Странное состояние, охватившее Павла, не позволило ему задавать новые вопросы, которые, конечно, сразу возникли и зависли напряженно в мыслях.
– Здесь могилы не выроешь… мерзлота… – проговорил Цыбульник и пошел к бетонной лестнице, по которой они сюда спустились.
Вернувшись в кабину, он посидел молча за штурвалом, потом нажал синюю кнопку, и пропеллер зашумел, набирая обороты.
– Главное, чтобы до города горючего хватило, – сказал Цыбульник, наблюдая за возникшим движением стрелок на приборах.
– А на аэродром? – спросил Добрынин. – У меня там вещи…
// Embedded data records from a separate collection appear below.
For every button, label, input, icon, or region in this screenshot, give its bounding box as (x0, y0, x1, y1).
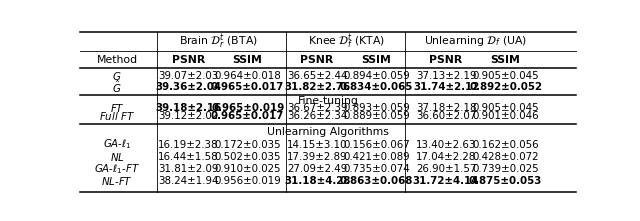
Text: 16.44±1.58: 16.44±1.58 (158, 152, 218, 162)
Text: 0.965±0.017: 0.965±0.017 (211, 111, 284, 121)
Text: 17.39±2.89: 17.39±2.89 (287, 152, 348, 162)
Text: $Full\ FT$: $Full\ FT$ (99, 110, 135, 122)
Text: $GA\text{-}\ell_1$: $GA\text{-}\ell_1$ (103, 138, 132, 151)
Text: 0.156±0.067: 0.156±0.067 (343, 139, 410, 150)
Text: SSIM: SSIM (233, 55, 262, 65)
Text: $G$: $G$ (113, 70, 122, 82)
Text: Brain $\mathcal{D}_r^t$ (BTA): Brain $\mathcal{D}_r^t$ (BTA) (179, 32, 257, 51)
Text: Fine-tuning: Fine-tuning (298, 96, 358, 106)
Text: 0.910±0.025: 0.910±0.025 (214, 164, 281, 174)
Text: 31.81±2.09: 31.81±2.09 (158, 164, 218, 174)
Text: Unlearning $\mathcal{D}_f$ (UA): Unlearning $\mathcal{D}_f$ (UA) (424, 34, 527, 48)
Text: 0.965±0.019: 0.965±0.019 (211, 103, 284, 113)
Text: 0.875±0.053: 0.875±0.053 (469, 176, 542, 186)
Text: 39.07±2.03: 39.07±2.03 (158, 71, 218, 81)
Text: 36.60±2.07: 36.60±2.07 (416, 111, 476, 121)
Text: 31.74±2.12: 31.74±2.12 (413, 82, 479, 92)
Text: 0.162±0.056: 0.162±0.056 (472, 139, 539, 150)
Text: $FT$: $FT$ (110, 103, 125, 114)
Text: 0.863±0.068: 0.863±0.068 (340, 176, 413, 186)
Text: 31.18±4.28: 31.18±4.28 (284, 176, 350, 186)
Text: $NL\text{-}FT$: $NL\text{-}FT$ (101, 175, 133, 187)
Text: 13.40±2.63: 13.40±2.63 (416, 139, 476, 150)
Text: 0.893±0.059: 0.893±0.059 (343, 103, 410, 113)
Text: 27.09±2.49: 27.09±2.49 (287, 164, 348, 174)
Text: $\hat{G}$: $\hat{G}$ (113, 79, 122, 95)
Text: 0.901±0.046: 0.901±0.046 (472, 111, 539, 121)
Text: Knee $\mathcal{D}_f^t$ (KTA): Knee $\mathcal{D}_f^t$ (KTA) (308, 32, 385, 51)
Text: SSIM: SSIM (491, 55, 520, 65)
Text: $GA\text{-}\ell_1\text{-}FT$: $GA\text{-}\ell_1\text{-}FT$ (94, 162, 140, 176)
Text: 36.65±2.44: 36.65±2.44 (287, 71, 348, 81)
Text: 39.36±2.04: 39.36±2.04 (155, 82, 221, 92)
Text: 0.956±0.019: 0.956±0.019 (214, 176, 281, 186)
Text: 17.04±2.28: 17.04±2.28 (416, 152, 476, 162)
Text: 0.965±0.017: 0.965±0.017 (211, 82, 284, 92)
Text: 38.24±1.94: 38.24±1.94 (158, 176, 218, 186)
Text: Unlearning Algorithms: Unlearning Algorithms (267, 128, 389, 137)
Text: PSNR: PSNR (172, 55, 205, 65)
Text: 14.15±3.10: 14.15±3.10 (287, 139, 348, 150)
Text: 0.894±0.059: 0.894±0.059 (343, 71, 410, 81)
Text: 0.889±0.059: 0.889±0.059 (343, 111, 410, 121)
Text: 0.428±0.072: 0.428±0.072 (472, 152, 539, 162)
Text: PSNR: PSNR (429, 55, 463, 65)
Text: 39.18±2.16: 39.18±2.16 (155, 103, 221, 113)
Text: 0.172±0.035: 0.172±0.035 (214, 139, 281, 150)
Text: 0.905±0.045: 0.905±0.045 (472, 103, 539, 113)
Text: 37.13±2.19: 37.13±2.19 (416, 71, 476, 81)
Text: 39.12±2.02: 39.12±2.02 (158, 111, 218, 121)
Text: 36.67±2.39: 36.67±2.39 (287, 103, 348, 113)
Text: 0.739±0.025: 0.739±0.025 (472, 164, 539, 174)
Text: 36.26±2.34: 36.26±2.34 (287, 111, 348, 121)
Text: 0.421±0.089: 0.421±0.089 (343, 152, 410, 162)
Text: 0.905±0.045: 0.905±0.045 (472, 71, 539, 81)
Text: $NL$: $NL$ (110, 151, 125, 163)
Text: 0.964±0.018: 0.964±0.018 (214, 71, 281, 81)
Text: 0.735±0.074: 0.735±0.074 (343, 164, 410, 174)
Text: 0.834±0.065: 0.834±0.065 (340, 82, 413, 92)
Text: 0.892±0.052: 0.892±0.052 (469, 82, 542, 92)
Text: 31.72±4.14: 31.72±4.14 (413, 176, 479, 186)
Text: 31.82±2.76: 31.82±2.76 (284, 82, 350, 92)
Text: 26.90±1.57: 26.90±1.57 (416, 164, 476, 174)
Text: 0.502±0.035: 0.502±0.035 (214, 152, 281, 162)
Text: 16.19±2.38: 16.19±2.38 (158, 139, 218, 150)
Text: Method: Method (97, 55, 138, 65)
Text: SSIM: SSIM (362, 55, 392, 65)
Text: 37.18±2.18: 37.18±2.18 (416, 103, 476, 113)
Text: PSNR: PSNR (300, 55, 333, 65)
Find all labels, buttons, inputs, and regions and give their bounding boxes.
– Аэродром, – повторил комсомолец. – Ладно. Аэросани набирали скорость.
Павел закрыл глаза, заболевшие то ли из-за усталости, то ли из-за сплошной белизны окружающего мира.
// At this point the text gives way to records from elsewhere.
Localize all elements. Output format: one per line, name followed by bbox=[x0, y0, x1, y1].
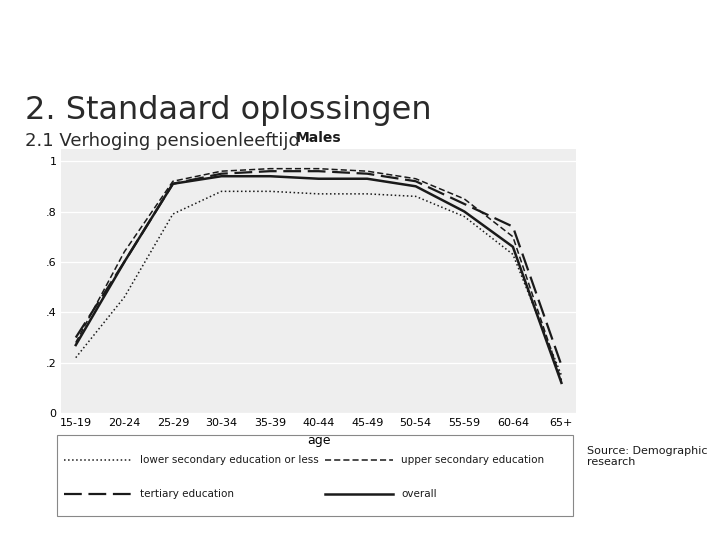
Text: 2.1 Verhoging pensioenleeftijd: 2.1 Verhoging pensioenleeftijd bbox=[25, 132, 300, 150]
Text: overall: overall bbox=[401, 489, 437, 499]
Title: Males: Males bbox=[296, 131, 341, 145]
Text: tertiary education: tertiary education bbox=[140, 489, 234, 499]
Text: 2. Standaard oplossingen: 2. Standaard oplossingen bbox=[25, 94, 432, 125]
Text: upper secondary education: upper secondary education bbox=[401, 455, 544, 464]
X-axis label: age: age bbox=[307, 434, 330, 447]
Text: 13: 13 bbox=[685, 30, 702, 44]
Text: Source: Demographic
research: Source: Demographic research bbox=[587, 446, 707, 467]
Text: lower secondary education or less: lower secondary education or less bbox=[140, 455, 319, 464]
Bar bbox=[0, 50, 432, 59]
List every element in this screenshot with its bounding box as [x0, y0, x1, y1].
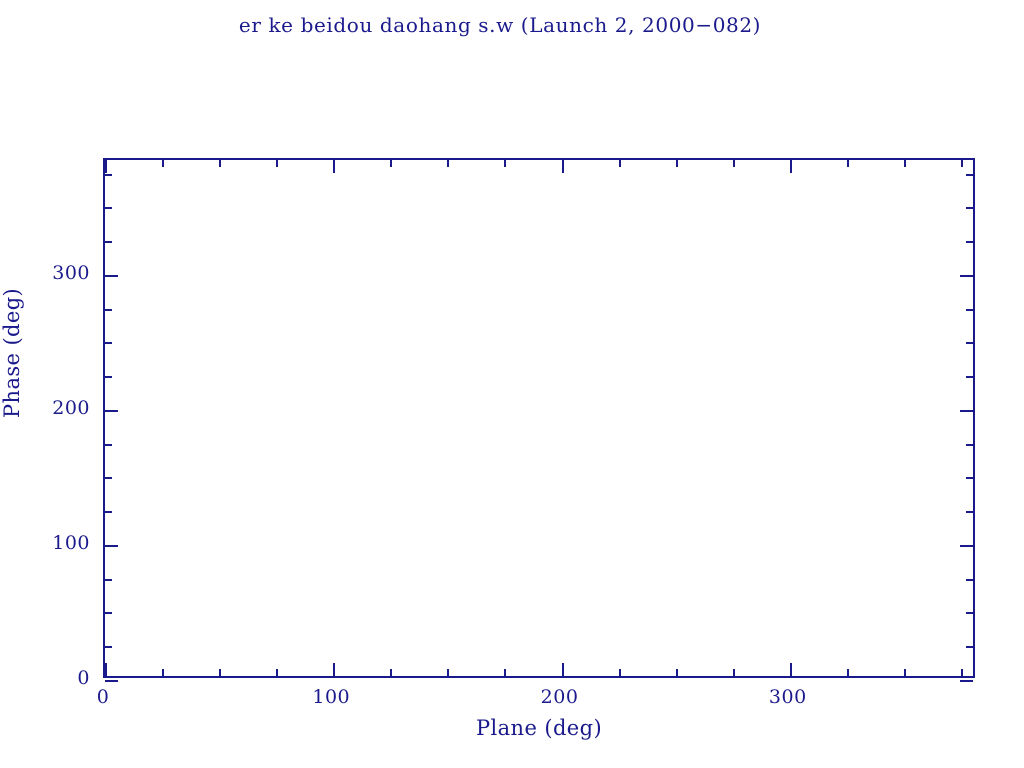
- minor-tick-right: [966, 376, 973, 379]
- minor-tick-top: [219, 160, 222, 167]
- major-tick-top: [333, 160, 336, 173]
- minor-tick-left: [105, 443, 112, 446]
- minor-tick-right: [966, 342, 973, 345]
- minor-tick-bottom: [618, 669, 621, 676]
- y-tick-label: 0: [77, 667, 90, 689]
- major-tick-left: [105, 680, 118, 682]
- minor-tick-left: [105, 342, 112, 345]
- minor-tick-right: [966, 173, 973, 176]
- minor-tick-left: [105, 477, 112, 480]
- minor-tick-left: [105, 241, 112, 244]
- minor-tick-right: [966, 612, 973, 615]
- x-tick-label: 0: [96, 686, 110, 708]
- major-tick-left: [105, 274, 118, 277]
- major-tick-bottom: [105, 663, 107, 676]
- minor-tick-right: [966, 308, 973, 311]
- minor-tick-top: [276, 160, 279, 167]
- plot-frame: [103, 158, 975, 682]
- major-tick-left: [105, 409, 118, 412]
- minor-tick-bottom: [390, 669, 393, 676]
- minor-tick-left: [105, 207, 112, 210]
- minor-tick-bottom: [732, 669, 735, 676]
- minor-tick-top: [447, 160, 450, 167]
- minor-tick-right: [966, 646, 973, 649]
- major-tick-bottom: [333, 663, 336, 676]
- minor-tick-bottom: [675, 669, 678, 676]
- major-tick-right: [960, 680, 973, 682]
- x-tick-label: 100: [312, 686, 351, 708]
- y-axis-title: Phase (deg): [0, 287, 24, 418]
- minor-tick-right: [966, 207, 973, 210]
- minor-tick-right: [966, 477, 973, 480]
- x-tick-label: 200: [540, 686, 579, 708]
- minor-tick-bottom: [447, 669, 450, 676]
- minor-tick-right: [966, 511, 973, 514]
- minor-tick-bottom: [903, 669, 906, 676]
- minor-tick-bottom: [162, 669, 165, 676]
- minor-tick-top: [504, 160, 507, 167]
- minor-tick-top: [846, 160, 849, 167]
- minor-tick-bottom: [961, 669, 964, 676]
- minor-tick-bottom: [276, 669, 279, 676]
- major-tick-top: [561, 160, 564, 173]
- minor-tick-left: [105, 173, 112, 176]
- minor-tick-left: [105, 511, 112, 514]
- y-tick-label: 100: [52, 531, 90, 554]
- minor-tick-right: [966, 241, 973, 244]
- minor-tick-left: [105, 646, 112, 649]
- minor-tick-top: [961, 160, 964, 167]
- major-tick-bottom: [789, 663, 792, 676]
- minor-tick-left: [105, 612, 112, 615]
- minor-tick-top: [618, 160, 621, 167]
- y-tick-label: 200: [52, 396, 90, 419]
- minor-tick-right: [966, 578, 973, 581]
- minor-tick-top: [390, 160, 393, 167]
- minor-tick-bottom: [219, 669, 222, 676]
- x-axis-title: Plane (deg): [475, 716, 603, 740]
- major-tick-right: [960, 409, 973, 412]
- minor-tick-left: [105, 578, 112, 581]
- minor-tick-top: [675, 160, 678, 167]
- minor-tick-bottom: [846, 669, 849, 676]
- y-tick-label: 300: [52, 261, 90, 284]
- major-tick-top: [105, 160, 107, 173]
- major-tick-right: [960, 544, 973, 547]
- major-tick-left: [105, 544, 118, 547]
- data-point-layer: [105, 160, 973, 676]
- minor-tick-right: [966, 443, 973, 446]
- minor-tick-left: [105, 376, 112, 379]
- minor-tick-top: [732, 160, 735, 167]
- major-tick-top: [789, 160, 792, 173]
- major-tick-right: [960, 274, 973, 277]
- minor-tick-top: [162, 160, 165, 167]
- chart-title: er ke beidou daohang s.w (Launch 2, 2000…: [238, 13, 762, 37]
- major-tick-bottom: [561, 663, 564, 676]
- minor-tick-bottom: [504, 669, 507, 676]
- minor-tick-left: [105, 308, 112, 311]
- x-tick-label: 300: [768, 686, 807, 708]
- minor-tick-top: [903, 160, 906, 167]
– О! А это что? – пробурчал довольно громко комсомолец, и Добрынин почувствовал, как снижается скорость аэросаней.
Когда машина остановилась, Павел открыл глаза и проследил за направлением взгляда Цыбульника.
Совсем рядом, метрах в пяти от аэросаней, что-то острое торчало из снега.
Цыбульник вышел из кабины. За ним следом вышел и Павел. Подошли.
Перед ними лежал скелет какого-то крупного животного.
Комсомолец, взявшись за ребра скелета, потянул его на себя, и тут Павел увидел вытащенную из снега морду коня Григория.
– Откуда это он здесь? – спросил сам себя Цыбульник.
– Это мой конь, – проговорил Павел. – Подарок товарища Калинина…
– А-а-а, – протянул, кивая, комсомолец. – А смотри-ка, его не всего съели…
И он ткнул перчаткой на смерзшийся хвост и державшийся на какой-то жиле конский орган.
– Надо с собой взять… Кривицкий такие штуки любит, – проговорил спокойно Цыбульник, достал из кармана куртки нож и, перерезав жилу, взял орган и спрятал его в том же кармане вместе с ножом.
– А зачем он Кривицкому? – удивился народный контролер.
– Ну, из оленьих органов хороший холодец выходит, а кроме того строганину можно делать. Берешь его замерзшего за кончик, нож подставляешь, а другой рукой орган крутишь медленно, и получается такая длинная спиральная стружка. Очень вкусно, и готовить не надо.
– Что, сырым едят? – еще больше удивился Добрынин.
– Нуда, замороженным. Так вкуснее, – закончил объяснения комсомолец.
– Дай ножик! – вдруг попросил контролер.
– Зачем? – спросил Цыбульник, но рука его уже полезла в карман куртки.
– Летчик хотел на дверь дома подкову прибить… на счастье…
– А-а, ну я сам, мне удобнее, – комсомолец наклонился к скелету, вывернул на себя обглоданные кости ноги, поддел ножом подкову и, покряхтев, отодрал ее.
– Держи! – протянул он ее Добрынину.
Совсем скоро подъехали они к аэродромной избе, где пробыли недолго. Прибили на дверь подкову. Павел уложил свои принадлежности, включая книгу и два надкушенных сухаря, посмотрел грустно на все еще разложенные доминошки и направился к двери.
Цыбульник прихватил с собою «Тетрадь для записи радиограмм».